For weeks the speculation went back and forth: Would Ben Bernanke get reappointed as chairman of the world's most powerful central bank?

On Tuesday morning, President Obama is to make it official: Mr. Bernanke would get a second four-year term as head of the Federal Reserve.

In retrospect, it seemed inevitable. The former Princeton professor may have been slow to recognize the impact of the housing bubble. But once it burst and financial firms began to fail, he (along with then-Treasury Secretary Henry Paulson) acted quickly and decisively to flood the markets with money, lowered interest rates, and backstopped teetering financial institutions.

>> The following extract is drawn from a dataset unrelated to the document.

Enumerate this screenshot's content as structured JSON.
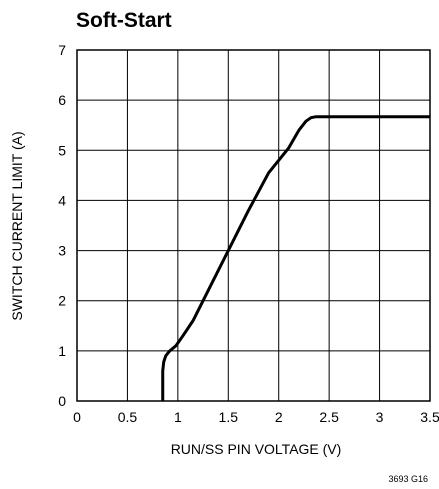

"Ben approached a financial system on the verge of collapse with calm and wisdom, with bold action and outside-the-box thinking that has helped put the brakes on our economic free-fall,” Mr. Obama was expected to say in prepared remarks during his vacation in Martha's Vineyard in Massachusetts.

Drawing on his own and others' research on the Great Depression, Bernanke avoided the mistakes of central bankers during that era. History may credit him as one of the key figures (along with Mr. Paulson and his successor at Treasury, Tim Geithner) who kept the US economy from plunging into a new depression.

But the jury is still out. Having navigated the crisis, Bernanke still must steer the American economy back to growth – without engendering some new bubble or imbalance that could bring something worse. It's a tricky balance.